Lasciato lo zaino, ad incontrarmi era quasi sempre mia sorella, spesso i miei cugini, e poi mia nonna. Era lei che mi dava la notizia, la garanzia finale, quando andavo a salutarla in cucina, porta rigorosamente chiusa per la frittura. Sul tavolo i panetti, alcuni lavorati, e nell’olio, sfrigolanti, loro: le pizze fritte.
Così a tavola, tutti insieme, si godeva di questa pietanza dal sapore incredibile, e capace di lasciare anche perplessi – questo non da bambini, ma certamente oggi, e in positivo –, immaginando la geniale intuizione per cui qualcuno, ad un certo punto, pensò di cucinarla per la prima volta.
Erano più una enorme pazienza e uno sconfinato amore quelli che invece portavano mia nonna a farci da mangiare ogni giorno: senza troppi fronzoli ma con una grande dote culinaria, lei compiva tra i gesti più essenziali per la nostra sopravvivenza di cuccioli di umano. Se sono qui a pensare, elaborare, a mettere queste parole una in fila all’altra, è anche perché qualcuno mi ha sfamato da bambino. E mi ha protetto, per quanto si possa, dalle intemperie.

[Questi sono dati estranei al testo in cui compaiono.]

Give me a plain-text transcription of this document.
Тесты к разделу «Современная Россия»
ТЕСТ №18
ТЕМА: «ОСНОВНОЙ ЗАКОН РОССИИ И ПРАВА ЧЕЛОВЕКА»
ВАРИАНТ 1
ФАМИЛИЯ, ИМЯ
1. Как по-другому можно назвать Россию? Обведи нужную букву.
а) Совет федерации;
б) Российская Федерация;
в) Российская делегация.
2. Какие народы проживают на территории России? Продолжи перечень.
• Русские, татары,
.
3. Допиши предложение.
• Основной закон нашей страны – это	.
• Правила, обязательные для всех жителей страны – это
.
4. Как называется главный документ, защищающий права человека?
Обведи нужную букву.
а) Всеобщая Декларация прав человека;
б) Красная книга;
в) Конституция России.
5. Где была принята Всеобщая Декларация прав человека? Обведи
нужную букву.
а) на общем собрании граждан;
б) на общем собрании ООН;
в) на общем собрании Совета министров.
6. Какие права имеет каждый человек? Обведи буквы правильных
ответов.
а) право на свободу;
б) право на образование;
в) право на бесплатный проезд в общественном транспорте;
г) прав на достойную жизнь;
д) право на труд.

Dopo mangiato arrivava il tempo dell’attesa. Nella cesta dei giocattoli gli ingredienti per creare un paio di mondi. Alle volte, invece, correvo da un lato all’altro della casa, avanti e indietro, in continuazione, immaginando di segnare il più memorabile dei gol. Per quello gli ingredienti che servivano erano ancora meno, sostanzialmente due: i miei piedi.
E poi ecco che il fischio gracchiante dell’arbitro fermava il gioco. Talora troppo rapido, e perciò si aspettava la conferma. Al secondo suono però era ufficiale: le squadre si fermavano e la porta si apriva. L’attesa stava per finire.
C’era un’altra cosa, infatti, arrivati a quel punto, in grado di cambiare la mia giornata di bambino: era il profumo di mia madre. Quello però era sicuro, perché lo sentivo abbracciandola sulla porta, mentre lasciava le sue borse di lavoro.
Ecco che arrivava anche il suo turno di mangiare, e si sedeva a tavola intanto che la casa s’acquietava. Mia nonna poi si accomodava lì di fianco, per prendersi il meritato riposo. E così si parlava, si guardava la tv, mentre io tornavo a giocare, a terra nel mio mondo. Alle mie spalle quelle due donne, complici sì per natura ma soprattutto per scelta, erano due madri disposte a sacrificare tutto per un istinto, un obiettivo: che quei momenti rimanessero nei miei ricordi accompagnati sempre da una luce calda. Difficile immaginare qualcosa di più forte.
La loro missione, si capisce, era una di quelle folli, statisticamente per lo meno, date le circostanze. Ma loro erano lì, a guardarmi le spalle, a mettermi il cibo nello stomaco, a provarci comunque.
E adesso lo so.
Com’è che si ringrazia per l’amore? Io non credo di potere. Ma se ora, tornando bambino, lì seduto sul pavimento, vedo il sole – caldo – che riflette sulle mattonelle, vuol dire che alla fine un po’ ce l’hanno fatta. Adesso lo sapranno.
E anche se la verità non è solita far sconti, né ritardi, e non li fece, io stavolta, qui, la lascio fuori. Perché non appartenga più al bambino: è cosa mia.
Perciò, quando l’orario si faceva del meriggio, quello primo, con mia madre tornavamo verso casa. Nelle mie mani spesso un gioco, eroe di chissà quale mondo; alle mie spalle invece era una donna, eroina di quello più reale. Ed è così che poi la vita continuava, col sole a riscaldare anche se l’aria si straniva. E con la forza di una madre che mi proteggeva il cuore, mentre difendeva il suo.